Con Jane, a veces me he mostrado un poco lúdico, lo que invariablemente me ha parecido que creaba un momento de contacto. Cuando ha descrito momentos dolorosos o especialmente problemáticos, he procurado decir algo en lugar de escuchar en silencio, y a menudo le he dejado ver mi respuesta personal. He sido suave, pero presente y activo, a la hora de explorar su experiencia interna de maltrato en la infancia, cuando nuestras sesiones nos han llevado a ello, para ayudarla a sentirse menos sola y más capaz de afrontar lo que le había pasado, y para poder pensar más claramente en cómo estas experiencias moldearon la visión que tenía de sí misma, de sus padres y de los demás más adelante en su vida. He prestado especial atención a la vergüenza persistente que tiene sus raíces en su trauma de la infancia, y de vez en cuando he compartido algunos detalles de mi propia vida, para ayudarla a considerar su vulnerabilidad como "simplemente humana" en lugar de diferente y vergonzante.

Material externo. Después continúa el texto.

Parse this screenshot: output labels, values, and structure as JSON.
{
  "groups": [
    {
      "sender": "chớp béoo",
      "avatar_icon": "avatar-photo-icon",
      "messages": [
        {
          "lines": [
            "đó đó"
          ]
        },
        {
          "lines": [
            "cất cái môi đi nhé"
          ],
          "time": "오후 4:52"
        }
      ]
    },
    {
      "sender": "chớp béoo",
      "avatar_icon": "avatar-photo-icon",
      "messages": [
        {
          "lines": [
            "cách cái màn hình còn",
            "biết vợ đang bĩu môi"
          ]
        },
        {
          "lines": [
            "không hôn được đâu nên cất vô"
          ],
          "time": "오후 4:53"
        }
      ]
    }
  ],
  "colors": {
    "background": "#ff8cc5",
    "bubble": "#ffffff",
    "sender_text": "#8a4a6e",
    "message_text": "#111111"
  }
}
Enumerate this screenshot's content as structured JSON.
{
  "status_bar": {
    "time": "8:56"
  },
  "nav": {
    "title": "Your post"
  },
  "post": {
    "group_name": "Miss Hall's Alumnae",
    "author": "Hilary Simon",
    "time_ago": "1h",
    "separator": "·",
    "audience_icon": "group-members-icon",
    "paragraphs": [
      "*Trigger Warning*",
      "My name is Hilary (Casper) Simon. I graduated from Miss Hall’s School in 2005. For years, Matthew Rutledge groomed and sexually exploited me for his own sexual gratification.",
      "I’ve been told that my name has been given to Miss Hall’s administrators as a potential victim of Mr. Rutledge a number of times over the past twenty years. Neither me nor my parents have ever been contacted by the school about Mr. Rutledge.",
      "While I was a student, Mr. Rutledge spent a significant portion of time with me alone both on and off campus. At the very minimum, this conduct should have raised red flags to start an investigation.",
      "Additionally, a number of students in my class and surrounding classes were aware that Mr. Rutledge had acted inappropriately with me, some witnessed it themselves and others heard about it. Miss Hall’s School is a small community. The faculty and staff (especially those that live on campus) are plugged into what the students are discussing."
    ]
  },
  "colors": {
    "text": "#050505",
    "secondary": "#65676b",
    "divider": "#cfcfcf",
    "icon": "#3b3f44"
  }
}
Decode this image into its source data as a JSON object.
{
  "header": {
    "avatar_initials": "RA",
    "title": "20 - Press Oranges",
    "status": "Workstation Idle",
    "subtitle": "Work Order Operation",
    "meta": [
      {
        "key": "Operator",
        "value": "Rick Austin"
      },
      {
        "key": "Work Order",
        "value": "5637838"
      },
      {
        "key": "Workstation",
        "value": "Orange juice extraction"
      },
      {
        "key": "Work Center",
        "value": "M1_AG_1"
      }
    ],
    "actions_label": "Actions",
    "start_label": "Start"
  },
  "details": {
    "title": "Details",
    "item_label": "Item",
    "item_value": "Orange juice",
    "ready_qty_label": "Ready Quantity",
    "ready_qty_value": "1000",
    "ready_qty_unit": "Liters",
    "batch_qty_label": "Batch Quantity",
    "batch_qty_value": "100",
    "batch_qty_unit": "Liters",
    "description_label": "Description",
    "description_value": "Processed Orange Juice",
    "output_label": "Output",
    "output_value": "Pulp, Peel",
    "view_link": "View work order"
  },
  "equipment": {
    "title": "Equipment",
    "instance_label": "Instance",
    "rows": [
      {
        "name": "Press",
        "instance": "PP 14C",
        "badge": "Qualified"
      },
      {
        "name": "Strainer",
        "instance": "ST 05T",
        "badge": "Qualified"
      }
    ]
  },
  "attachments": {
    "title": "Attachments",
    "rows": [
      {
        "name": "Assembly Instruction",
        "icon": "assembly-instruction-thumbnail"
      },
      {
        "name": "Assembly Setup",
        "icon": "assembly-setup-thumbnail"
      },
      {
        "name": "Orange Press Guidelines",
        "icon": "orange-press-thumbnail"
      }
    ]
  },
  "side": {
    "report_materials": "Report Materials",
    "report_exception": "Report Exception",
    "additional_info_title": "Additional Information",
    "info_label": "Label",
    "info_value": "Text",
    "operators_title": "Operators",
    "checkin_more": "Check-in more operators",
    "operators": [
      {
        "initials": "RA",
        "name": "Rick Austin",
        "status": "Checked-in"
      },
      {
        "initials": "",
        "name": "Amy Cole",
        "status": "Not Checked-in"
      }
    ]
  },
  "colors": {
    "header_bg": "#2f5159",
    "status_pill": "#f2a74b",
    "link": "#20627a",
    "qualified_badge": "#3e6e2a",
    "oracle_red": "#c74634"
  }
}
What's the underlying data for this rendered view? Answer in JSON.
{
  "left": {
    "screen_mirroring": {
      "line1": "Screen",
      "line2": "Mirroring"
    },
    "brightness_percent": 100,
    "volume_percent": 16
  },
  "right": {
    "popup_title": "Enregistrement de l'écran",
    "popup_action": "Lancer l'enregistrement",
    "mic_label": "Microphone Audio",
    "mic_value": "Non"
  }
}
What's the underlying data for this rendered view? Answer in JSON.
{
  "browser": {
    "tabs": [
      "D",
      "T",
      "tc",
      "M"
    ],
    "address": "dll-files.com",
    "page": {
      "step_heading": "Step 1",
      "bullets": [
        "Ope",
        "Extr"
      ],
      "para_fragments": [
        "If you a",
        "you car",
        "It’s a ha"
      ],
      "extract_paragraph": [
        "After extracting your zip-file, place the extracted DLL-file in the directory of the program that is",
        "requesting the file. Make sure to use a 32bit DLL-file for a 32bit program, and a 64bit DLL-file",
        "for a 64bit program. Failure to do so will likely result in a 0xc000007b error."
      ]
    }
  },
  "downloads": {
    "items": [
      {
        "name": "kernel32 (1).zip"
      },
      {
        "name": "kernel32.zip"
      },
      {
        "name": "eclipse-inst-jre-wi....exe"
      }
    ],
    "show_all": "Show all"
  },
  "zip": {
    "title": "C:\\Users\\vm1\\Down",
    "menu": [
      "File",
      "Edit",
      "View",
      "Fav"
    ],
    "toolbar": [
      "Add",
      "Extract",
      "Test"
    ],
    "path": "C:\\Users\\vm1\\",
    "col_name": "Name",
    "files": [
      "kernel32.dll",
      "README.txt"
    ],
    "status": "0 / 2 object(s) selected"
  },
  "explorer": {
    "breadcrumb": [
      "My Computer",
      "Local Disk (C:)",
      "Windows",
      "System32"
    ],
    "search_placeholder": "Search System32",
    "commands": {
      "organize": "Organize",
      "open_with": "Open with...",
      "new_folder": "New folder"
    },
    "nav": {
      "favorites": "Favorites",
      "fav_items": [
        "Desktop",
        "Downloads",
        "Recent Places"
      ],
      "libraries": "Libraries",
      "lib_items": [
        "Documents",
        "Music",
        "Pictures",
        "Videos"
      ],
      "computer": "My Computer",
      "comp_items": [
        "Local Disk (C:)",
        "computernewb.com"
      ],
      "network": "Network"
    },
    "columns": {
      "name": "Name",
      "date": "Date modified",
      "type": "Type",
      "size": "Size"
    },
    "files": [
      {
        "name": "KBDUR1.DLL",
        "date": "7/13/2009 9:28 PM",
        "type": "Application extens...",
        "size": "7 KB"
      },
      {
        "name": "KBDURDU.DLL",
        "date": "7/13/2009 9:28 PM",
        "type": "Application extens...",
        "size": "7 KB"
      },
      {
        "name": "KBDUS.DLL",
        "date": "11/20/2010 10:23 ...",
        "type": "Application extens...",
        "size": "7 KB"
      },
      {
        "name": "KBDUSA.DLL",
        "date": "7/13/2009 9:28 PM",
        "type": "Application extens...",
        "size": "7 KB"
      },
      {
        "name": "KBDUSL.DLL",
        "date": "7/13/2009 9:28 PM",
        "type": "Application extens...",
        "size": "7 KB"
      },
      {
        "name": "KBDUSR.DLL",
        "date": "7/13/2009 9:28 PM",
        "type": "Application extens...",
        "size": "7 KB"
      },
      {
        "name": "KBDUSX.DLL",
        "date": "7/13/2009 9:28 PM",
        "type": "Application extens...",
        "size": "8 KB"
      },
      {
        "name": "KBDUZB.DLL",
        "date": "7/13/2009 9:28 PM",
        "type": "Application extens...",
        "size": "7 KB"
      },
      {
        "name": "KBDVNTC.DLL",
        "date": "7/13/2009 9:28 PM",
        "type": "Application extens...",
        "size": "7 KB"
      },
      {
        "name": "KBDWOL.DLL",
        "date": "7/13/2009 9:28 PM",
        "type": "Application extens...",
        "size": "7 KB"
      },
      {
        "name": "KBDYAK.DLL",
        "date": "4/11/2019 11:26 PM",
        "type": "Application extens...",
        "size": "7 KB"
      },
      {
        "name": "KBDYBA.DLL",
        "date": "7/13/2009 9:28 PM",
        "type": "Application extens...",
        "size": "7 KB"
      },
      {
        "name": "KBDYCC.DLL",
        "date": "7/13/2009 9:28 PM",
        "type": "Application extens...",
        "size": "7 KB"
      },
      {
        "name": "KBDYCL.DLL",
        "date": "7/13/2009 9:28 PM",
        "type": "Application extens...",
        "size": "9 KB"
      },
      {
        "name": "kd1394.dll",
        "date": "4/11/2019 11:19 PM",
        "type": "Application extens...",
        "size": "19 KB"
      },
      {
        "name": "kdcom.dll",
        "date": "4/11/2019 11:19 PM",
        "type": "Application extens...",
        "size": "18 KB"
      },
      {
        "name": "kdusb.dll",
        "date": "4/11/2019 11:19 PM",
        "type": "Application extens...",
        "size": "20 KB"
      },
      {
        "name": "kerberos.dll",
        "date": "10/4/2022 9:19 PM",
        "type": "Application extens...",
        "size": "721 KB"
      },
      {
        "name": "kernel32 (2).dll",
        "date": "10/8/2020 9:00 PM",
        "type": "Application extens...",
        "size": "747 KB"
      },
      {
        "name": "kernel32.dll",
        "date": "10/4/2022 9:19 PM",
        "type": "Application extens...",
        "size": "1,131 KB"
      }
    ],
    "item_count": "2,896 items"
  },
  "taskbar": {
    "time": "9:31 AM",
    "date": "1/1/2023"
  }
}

Al igual que en el caso de Samantha y Stephanie, vemos que Jane sigue ocupada protegiendo a sus padres de su destructividad emocional. Para todas estas mujeres, esto requiere aferrarse a la creencia de que son ellas mismas las que están mal o rotas. Pero la descripción del caso de Jane es la que más claramente ilumina cómo un sentimiento persistente de ser mala puede evocar una reacción agresiva compensatoria, aunque dicha reacción también puede verse en los casos de Stephanie y Samantha y apenas está presente en el de Jane. Esta reacción de ira ayuda a alguien a ahogar y negar los sentimientos dolorosos de miedo y maldad, incluso cuando cumple con la exigencia de sus padres, ahora interiorizada, de hacerse a la vez culpable y víctima.

Conclusión

Estos casos demuestran cómo fenómenos clínicos como la depresión, el masoquismo y el narcisismo pueden entenderse como diferentes expresiones de una respuesta dinámica multifacética a un trauma muy común; concretamente, la identificación con el agresor, en sus diversos aspectos, como una reacción a la soledad traumática en hijos de padres narcisistas. Basándome en lo que he observado a lo largo de muchos años de práctica clínica y en lo que he escuchado de mis supervisados y colegas, el amplio marco clínico que he descrito aquí se aplica a muchos de nuestros pacientes.

Con estos pacientes, el analista debe prestar especial atención a establecer una presencia receptiva. Debe ver, y explorar, el abandono emocional temprano del paciente, y examinar sus consecuencias duraderas -quizás especialmente la vergüenza que es su resultado universal, y terriblemente dañino. Puede ser útil hacer saber al paciente que la vergüenza es una consecuencia natural del abandono emocional. También es importante no dejarse apartar por un paciente que se siente indigno. Además, el carácter lúdico, junto con una actitud de humildad, fomenta un vínculo de humanidad compartida, reduce la sensación de diferencia vergonzante con respecto a otras personas y ayuda a liberar a los pacientes de sus identificaciones destructivas con el agresor.